How the US Government Created Segregated Black Neighborhoods

There is an excellent article by John Steele Gordon in today's Wall Street Journal about the history of banking regulation. The article originally appeared in Commentary. Gordon traces a brief history of banking regulation from the age of Jackson to the present. One of his points is about the origination of redlining, which in turn led to white flight to the suburbs and the segregation of the inner cities. Gordon writes:

"...historically there was also a class, made up mostly of American blacks, for whom home ownership was out of reach. Although simple racial prejudice had long been a factor here, it was, ironically, the New Deal that institutionalized discrimination against blacks seeking mortgages. In 1935 the Federal Housing Administration, established in 1934 to insure home mortgages, asked the Home Owner's Loan Corp.—another New Deal agency, this one created to help prevent foreclosures—to draw up maps of residential areas according to the risk of lending in them. Affluent suburbs were outlined in blue, less desirable areas in yellow, and the least desirable in red.

"The FHA used the maps to decide whether or not to insure a mortgage, which in turn caused banks to avoid the redlined neighborhoods. These tended to be in the inner city and to comprise largely black populations. As most blacks at this time were unable to buy in white neighborhoods, the effect of redlining was largely to exclude even affluent blacks from the mortgage market..."

This federal government-created, racially-linked lending policy was compounded by the urban renewal policies of the 1950s, the archetypal example of which was due to New York's Robert Moses. Under urban renewal, business and factory districts were destroyed or made unworkable by building expressways through the hearts of dozens of working class neighborhoods and direct condemnation of factories and privately owned residences. New York State continues to lead the nation in private use eminent domain and is close to the top in income inequality to this day. It also has the most government intervention and regulation. "Liberals" who claim that regulation will "solve" income inequality would do well to look at New York's "progressive" history.

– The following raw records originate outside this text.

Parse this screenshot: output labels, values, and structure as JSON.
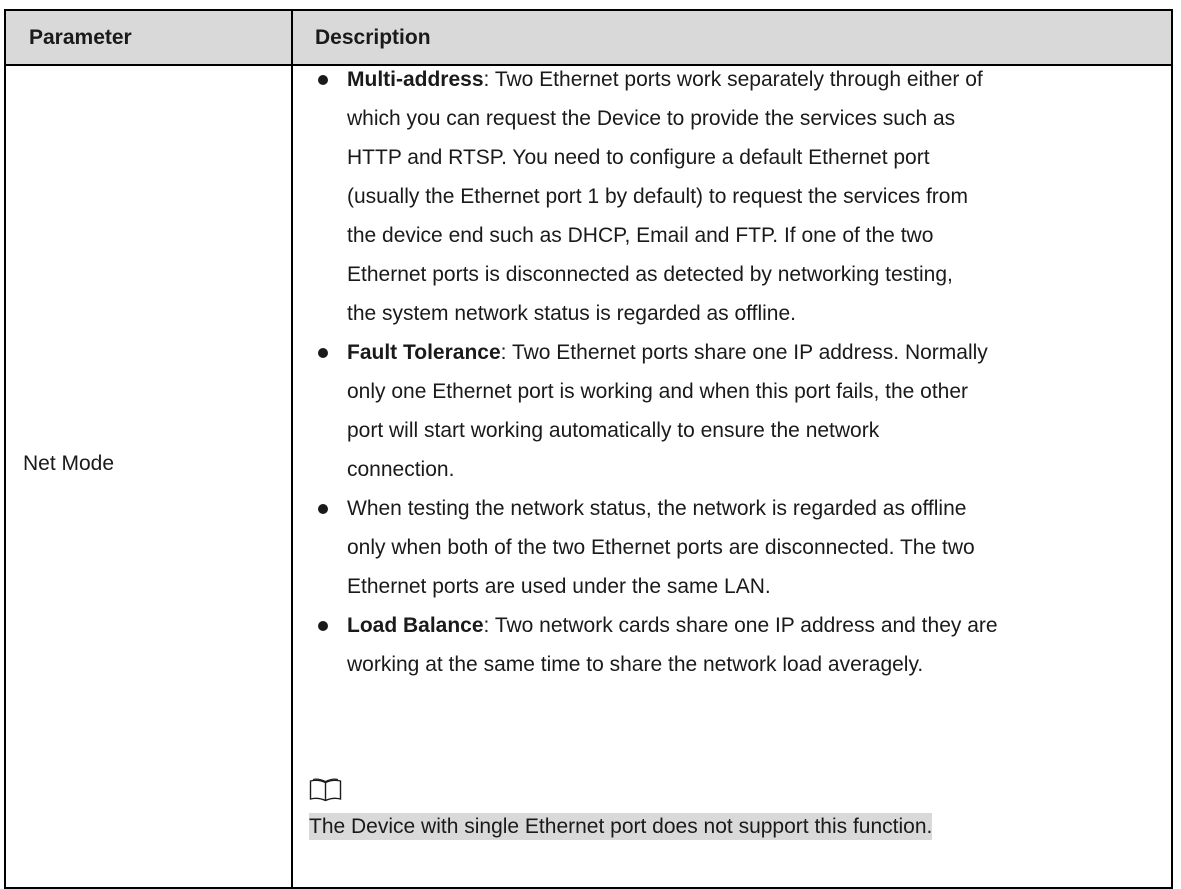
{
  "table": {
    "header": {
      "parameter": "Parameter",
      "description": "Description"
    },
    "row": {
      "parameter": "Net Mode",
      "bullets": [
        {
          "bold": "Multi-address",
          "lines": [
            ": Two Ethernet ports work separately through either of",
            "which you can request the Device to provide the services such as",
            "HTTP and RTSP. You need to configure a default Ethernet port",
            "(usually the Ethernet port 1 by default) to request the services from",
            "the device end such as DHCP, Email and FTP. If one of the two",
            "Ethernet ports is disconnected as detected by networking testing,",
            "the system network status is regarded as offline."
          ]
        },
        {
          "bold": "Fault Tolerance",
          "lines": [
            ": Two Ethernet ports share one IP address. Normally",
            "only one Ethernet port is working and when this port fails, the other",
            "port will start working automatically to ensure the network",
            "connection."
          ]
        },
        {
          "bold": "",
          "lines": [
            "When testing the network status, the network is regarded as offline",
            "only when both of the two Ethernet ports are disconnected. The two",
            "Ethernet ports are used under the same LAN."
          ]
        },
        {
          "bold": "Load Balance",
          "lines": [
            ": Two network cards share one IP address and they are",
            "working at the same time to share the network load averagely."
          ]
        }
      ],
      "note": {
        "icon": "book-icon",
        "text": "The Device with single Ethernet port does not support this function."
      }
    }
  }
}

As much as any other force, federal government mortgage, real estate and urban renewal policy segregated African Americans and deprived them of job opportunities. Coupled with drug illegalization and the institution of union-sponsored regulatory systems that made "blue state" industry uncompetitive, African Americans were frozen out of the primary economy and forced to live in red-lined districts whose economic development was directly attacked or crippled by left-wing and liberal regulation, making economic opportunity unavailable.